Steve Rubel ist jetzt mit seinen eigenen Charts dran. Er will fünf Trends für 2013 vorstellen. Der erste Trend: in fünf Jahren werden Unternehmenswebsites nur dann noch eine Rolle spielen, wenn sie Dienstleistungen anbieten. Web Servies werden stark an Bedeutung gewinnen (Widgets, letztlich.). Der Content muss sich ausbreiten können. Der zweite Trend ist "Attention Crash". Der Input, den wir als Menschen verarbeiten müssen, übersteigt alles menschlich Fassbare. Er zitiert Hugh MacLeod: "Humans can't scale." Die Regel für die PR: vereinfachen, verkleinern, konkretisieren, glaubwürdig, emotionalisieren. Dritter Trend: "Digital Curators". Jede thematische Nische wird im Netz von Leuten bearbeitet, Leute, die entscheiden, was in einem bestimmten Bereich relevant und wichtig ist - also sozusagen Mini-Gatekeeper. Der vierte Trend: "Super Crunchers". Wer in dieser neuen Welt klarkommen will, muss mit den Riesendatenmengen umgehen können. Man muss künftig gerade in der Kommunikationswelt mit Statistik umgehen können. Google wird ein Marketing Operating System - und auf diesem System werden wir unsere Kampagnen organisieren müssen. Fünfter Trend: "Mass Collaboration" (oder auch: crowdsourcing). Die Herausforderung für die PR-Leute wird darin bestehen, die Kommunikationsdiziplin immer weiter in den Bereich offener Kollaboration zu schieben.
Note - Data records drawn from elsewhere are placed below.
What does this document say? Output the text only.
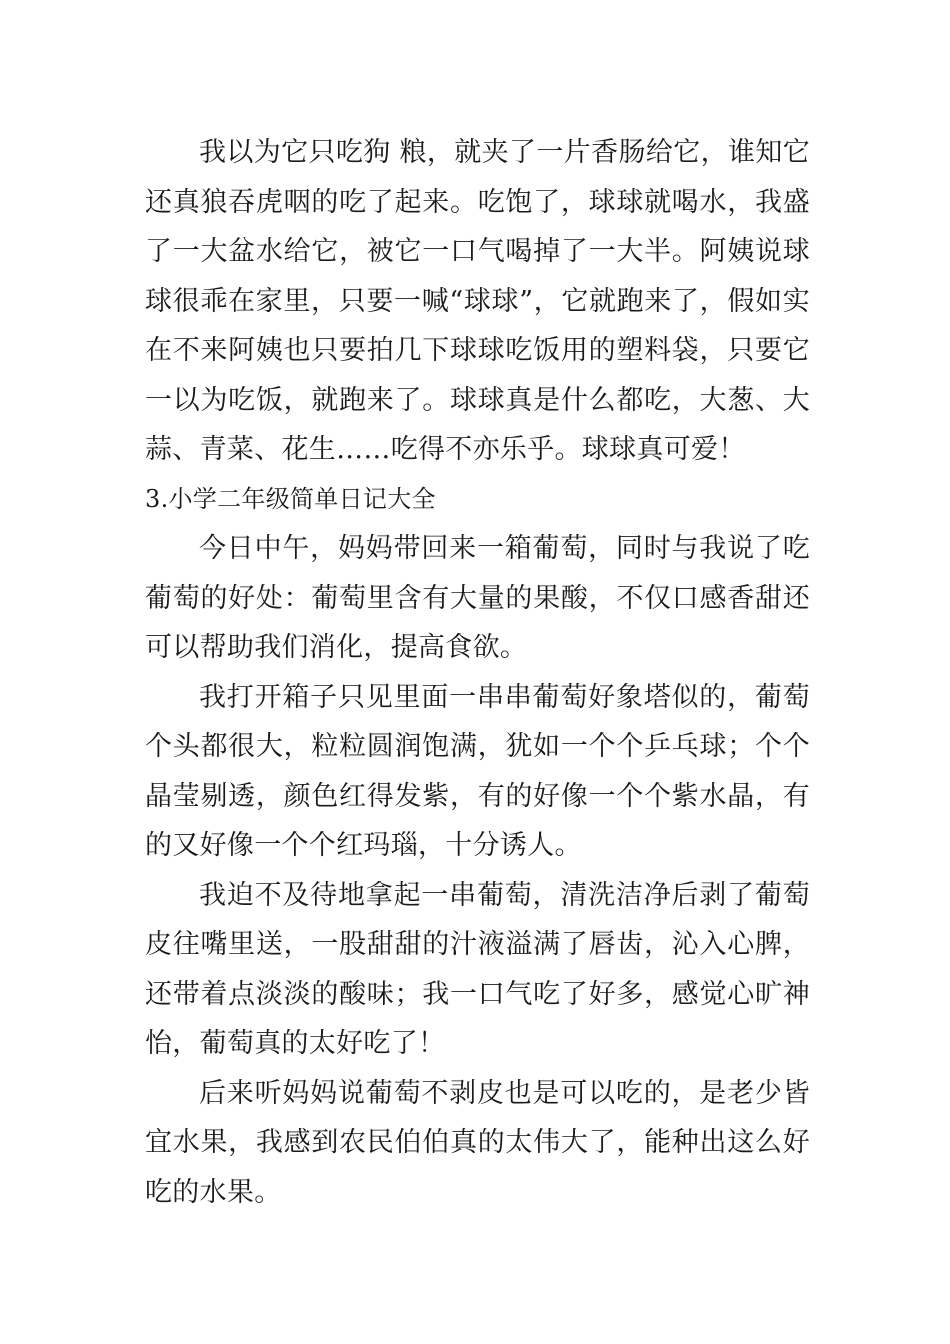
我以为它只吃狗 粮，就夹了一片香肠给它，谁知它还真狼吞虎咽的吃了起来。吃饱了，球球就喝水，我盛了一大盆水给它，被它一口气喝掉了一大半。阿姨说球球很乖在家里，只要一喊“球球”，它就跑来了，假如实在不来阿姨也只要拍几下球球吃饭用的塑料袋，只要它一以为吃饭，就跑来了。球球真是什么都吃，大葱、大蒜、青菜、花生……吃得不亦乐乎。球球真可爱！

3.小学二年级简单日记大全

今日中午，妈妈带回来一箱葡萄，同时与我说了吃葡萄的好处：葡萄里含有大量的果酸，不仅口感香甜还可以帮助我们消化，提高食欲。

我打开箱子只见里面一串串葡萄好象塔似的，葡萄个头都很大，粒粒圆润饱满，犹如一个个乒乓球；个个晶莹剔透，颜色红得发紫，有的好像一个个紫水晶，有的又好像一个个红玛瑙，十分诱人。

我迫不及待地拿起一串葡萄，清洗洁净后剥了葡萄皮往嘴里送，一股甜甜的汁液溢满了唇齿，沁入心脾，还带着点淡淡的酸味；我一口气吃了好多，感觉心旷神怡，葡萄真的太好吃了！

后来听妈妈说葡萄不剥皮也是可以吃的，是老少皆宜水果，我感到农民伯伯真的太伟大了，能种出这么好吃的水果。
Neville Hobson erklärt grade, dass er zu Beginn der Veranstaltung über Twitter bei seinen Kontakten nachgefragt hat, was sie von dieser Session erfahren wollen, dass also mittels Twitter die Veranstaltung weit über den Raum, in dem wir hier sitzen, hinausgeht. Alles, was Neville im Fernsehen sieht, ist aufgenommen. Echtzeitfernsehen sieht er gar nicht mehr. Aber der Umgang mit Medien verändert sich einfach fundamental, wenn man sich an diese neuen Medien gewöhnt.
David: PR-Leute werden bezahlt. Was sie sagen, wird also mit Skepsis aufgenommen. Klar, sehr einfach. Was also tun? Erstens, ganz deutlich sagen, dass es so ist. Zweitens, Unternehmen können nicht authentisch sein, Individuen können. Daher sollte man den Unternehmen die Möglichkeit geben, nach außen zu kommunizieren.
Philip beendet jetzt das Panel und öffnet die Runde für das gesamte Publikum. Und erklärt nebenbei, dass Twitter für ihn - als Akademiker - zu schnell ist. Neben mir sitzt der Akademiker Thomas Pleil und twittert genau dieses Zitat an die globale Twittergemeinde... Ich höre jetzt hier erstmal wieder auf. Und hoffe, dass das alles nicht zu holprig war.